Personal information
- Full name: Thomas William Knight
- Born: 22 March 1915
- Died: 21 January 1947 (aged 31)

Playing information
- Position: Centre, Five-eighth, Wing
Club
| Years | Team | Pld | T | G | FG | P |
| 1935–38 | Western Suburbs | 21 | 5 | 17 | 0 | 49 |
| 1941–43 | Canterbury-Bankstown | 11 | 4 | 0 | 0 | 12 |
|  | Total | 32 | 9 | 17 | 0 | 61 |
- Source:

= Ron Knight (rugby league) =

Australian rugby league footballer

Ron Knight was a rugby league footballer who played for Canterbury-Bankstown and Western Suburbs in the 1930s and 1940s.

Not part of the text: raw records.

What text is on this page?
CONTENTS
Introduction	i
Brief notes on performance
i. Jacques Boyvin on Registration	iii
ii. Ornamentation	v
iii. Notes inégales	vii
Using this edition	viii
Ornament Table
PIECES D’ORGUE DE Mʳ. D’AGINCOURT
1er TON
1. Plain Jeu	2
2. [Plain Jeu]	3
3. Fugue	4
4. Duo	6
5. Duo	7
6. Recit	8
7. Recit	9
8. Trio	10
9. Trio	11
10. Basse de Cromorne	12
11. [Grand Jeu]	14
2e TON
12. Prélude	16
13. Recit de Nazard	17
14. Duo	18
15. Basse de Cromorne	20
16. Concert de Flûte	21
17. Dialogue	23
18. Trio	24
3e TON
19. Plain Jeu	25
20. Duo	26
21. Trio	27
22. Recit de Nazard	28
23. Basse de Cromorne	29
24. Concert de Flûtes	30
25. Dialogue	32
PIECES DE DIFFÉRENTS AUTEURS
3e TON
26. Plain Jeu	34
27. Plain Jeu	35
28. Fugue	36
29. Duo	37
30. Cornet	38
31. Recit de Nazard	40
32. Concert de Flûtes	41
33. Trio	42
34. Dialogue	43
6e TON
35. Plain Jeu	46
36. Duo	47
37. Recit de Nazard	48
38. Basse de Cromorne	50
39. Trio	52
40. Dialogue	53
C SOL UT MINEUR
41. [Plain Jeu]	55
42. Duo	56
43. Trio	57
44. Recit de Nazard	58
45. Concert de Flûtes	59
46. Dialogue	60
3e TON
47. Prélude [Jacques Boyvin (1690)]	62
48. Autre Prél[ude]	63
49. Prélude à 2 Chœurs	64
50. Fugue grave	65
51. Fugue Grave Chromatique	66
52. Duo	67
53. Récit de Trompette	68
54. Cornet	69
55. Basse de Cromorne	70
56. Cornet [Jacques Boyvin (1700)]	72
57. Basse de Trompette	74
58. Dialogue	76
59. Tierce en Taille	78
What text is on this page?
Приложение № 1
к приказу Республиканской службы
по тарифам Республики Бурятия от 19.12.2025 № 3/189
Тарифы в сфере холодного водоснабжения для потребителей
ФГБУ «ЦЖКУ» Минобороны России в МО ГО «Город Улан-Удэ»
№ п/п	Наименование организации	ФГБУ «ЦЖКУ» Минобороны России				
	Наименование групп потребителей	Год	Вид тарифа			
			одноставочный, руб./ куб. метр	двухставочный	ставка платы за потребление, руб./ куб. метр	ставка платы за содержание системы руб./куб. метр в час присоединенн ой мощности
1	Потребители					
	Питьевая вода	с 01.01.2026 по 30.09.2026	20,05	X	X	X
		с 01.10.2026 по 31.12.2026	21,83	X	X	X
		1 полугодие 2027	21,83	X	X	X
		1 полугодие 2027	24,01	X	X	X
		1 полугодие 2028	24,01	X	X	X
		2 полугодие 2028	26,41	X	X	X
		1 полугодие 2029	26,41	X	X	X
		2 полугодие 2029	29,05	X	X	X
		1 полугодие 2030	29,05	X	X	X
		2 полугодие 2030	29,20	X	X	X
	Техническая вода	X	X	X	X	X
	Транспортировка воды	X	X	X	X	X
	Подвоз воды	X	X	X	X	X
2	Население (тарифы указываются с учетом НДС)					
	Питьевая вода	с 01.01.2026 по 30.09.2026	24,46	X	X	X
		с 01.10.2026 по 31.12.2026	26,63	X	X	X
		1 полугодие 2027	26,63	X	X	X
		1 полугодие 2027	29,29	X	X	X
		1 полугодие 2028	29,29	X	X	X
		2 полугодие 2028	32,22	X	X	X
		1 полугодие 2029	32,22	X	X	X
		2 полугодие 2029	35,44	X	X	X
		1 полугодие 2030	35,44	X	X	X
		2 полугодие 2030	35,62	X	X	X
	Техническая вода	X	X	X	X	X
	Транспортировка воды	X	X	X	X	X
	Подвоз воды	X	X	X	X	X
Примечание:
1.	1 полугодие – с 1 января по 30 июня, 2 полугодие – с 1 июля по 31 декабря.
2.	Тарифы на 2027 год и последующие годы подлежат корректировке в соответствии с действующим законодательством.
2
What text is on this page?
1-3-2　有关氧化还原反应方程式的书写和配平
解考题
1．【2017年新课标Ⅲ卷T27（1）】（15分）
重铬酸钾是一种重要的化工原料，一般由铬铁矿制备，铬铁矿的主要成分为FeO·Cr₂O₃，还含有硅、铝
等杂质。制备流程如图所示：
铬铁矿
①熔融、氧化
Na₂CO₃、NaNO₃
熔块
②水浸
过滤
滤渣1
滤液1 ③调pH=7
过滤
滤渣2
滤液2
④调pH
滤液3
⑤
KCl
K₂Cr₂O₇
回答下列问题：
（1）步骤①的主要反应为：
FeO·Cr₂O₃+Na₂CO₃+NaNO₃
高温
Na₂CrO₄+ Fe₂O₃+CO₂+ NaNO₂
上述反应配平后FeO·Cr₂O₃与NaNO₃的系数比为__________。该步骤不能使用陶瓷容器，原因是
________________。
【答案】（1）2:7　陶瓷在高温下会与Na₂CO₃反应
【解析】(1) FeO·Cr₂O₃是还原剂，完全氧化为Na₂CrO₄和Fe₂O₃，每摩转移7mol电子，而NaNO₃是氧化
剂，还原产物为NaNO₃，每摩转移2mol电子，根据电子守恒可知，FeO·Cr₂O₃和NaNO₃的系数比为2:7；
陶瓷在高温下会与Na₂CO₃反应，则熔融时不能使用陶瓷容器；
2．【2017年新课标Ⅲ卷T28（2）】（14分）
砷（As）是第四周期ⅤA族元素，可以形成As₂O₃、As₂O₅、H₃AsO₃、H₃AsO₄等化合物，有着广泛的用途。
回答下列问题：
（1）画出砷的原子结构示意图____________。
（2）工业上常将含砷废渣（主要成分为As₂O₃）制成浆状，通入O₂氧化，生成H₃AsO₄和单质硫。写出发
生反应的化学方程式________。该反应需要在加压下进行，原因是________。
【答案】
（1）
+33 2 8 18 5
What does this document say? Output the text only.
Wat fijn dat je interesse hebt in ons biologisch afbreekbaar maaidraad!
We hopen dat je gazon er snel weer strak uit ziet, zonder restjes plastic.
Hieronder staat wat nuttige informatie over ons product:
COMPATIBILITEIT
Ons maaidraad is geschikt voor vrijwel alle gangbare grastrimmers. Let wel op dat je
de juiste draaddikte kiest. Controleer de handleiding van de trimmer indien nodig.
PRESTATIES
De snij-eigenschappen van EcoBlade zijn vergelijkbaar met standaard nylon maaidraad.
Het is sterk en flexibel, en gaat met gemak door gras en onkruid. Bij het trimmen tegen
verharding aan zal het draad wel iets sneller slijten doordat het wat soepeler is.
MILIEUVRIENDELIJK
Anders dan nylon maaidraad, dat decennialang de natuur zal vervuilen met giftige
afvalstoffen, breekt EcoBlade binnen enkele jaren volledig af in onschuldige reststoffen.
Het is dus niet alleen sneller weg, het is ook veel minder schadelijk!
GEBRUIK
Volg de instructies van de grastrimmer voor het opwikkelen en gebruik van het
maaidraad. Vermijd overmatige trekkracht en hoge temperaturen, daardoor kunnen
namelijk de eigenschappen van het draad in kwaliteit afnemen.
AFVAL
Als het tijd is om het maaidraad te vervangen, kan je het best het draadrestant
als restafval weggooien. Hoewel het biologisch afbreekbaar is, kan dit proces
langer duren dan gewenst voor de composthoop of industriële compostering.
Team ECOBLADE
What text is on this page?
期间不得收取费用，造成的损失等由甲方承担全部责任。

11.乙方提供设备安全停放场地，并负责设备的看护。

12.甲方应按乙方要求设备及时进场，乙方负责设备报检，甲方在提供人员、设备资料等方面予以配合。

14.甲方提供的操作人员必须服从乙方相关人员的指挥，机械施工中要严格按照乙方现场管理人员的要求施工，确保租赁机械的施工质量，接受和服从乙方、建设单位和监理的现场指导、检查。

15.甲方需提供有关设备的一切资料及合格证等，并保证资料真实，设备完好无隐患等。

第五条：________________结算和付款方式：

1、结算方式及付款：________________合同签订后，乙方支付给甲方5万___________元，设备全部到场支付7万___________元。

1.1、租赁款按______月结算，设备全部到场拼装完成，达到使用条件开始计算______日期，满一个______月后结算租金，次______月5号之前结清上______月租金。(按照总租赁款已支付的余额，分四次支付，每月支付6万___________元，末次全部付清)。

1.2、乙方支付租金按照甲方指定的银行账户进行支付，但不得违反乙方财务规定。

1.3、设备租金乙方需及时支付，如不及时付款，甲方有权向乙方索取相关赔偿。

He was used as a utility and played many positions including as a centre, winger and five-eighth.

==Playing career==
Knight made his first grade debut for Western Suburbs in 1935 against St George at the Sydney Cricket Ground. Knight spent three seasons with Wests in first grade and two seasons in reserve grade for the club.

In 1941, Knight joined Canterbury-Bankstown and in 1942 played in only one game which was the 1942 NSWRL grand final against Eastern Suburbs. An injury to Roy McCarter meant that Knight was called into the side as a replacement. Canterbury went on to win their second premiership defeating Easts 11–9. Knight played one further season for Canterbury in 1943 before retiring.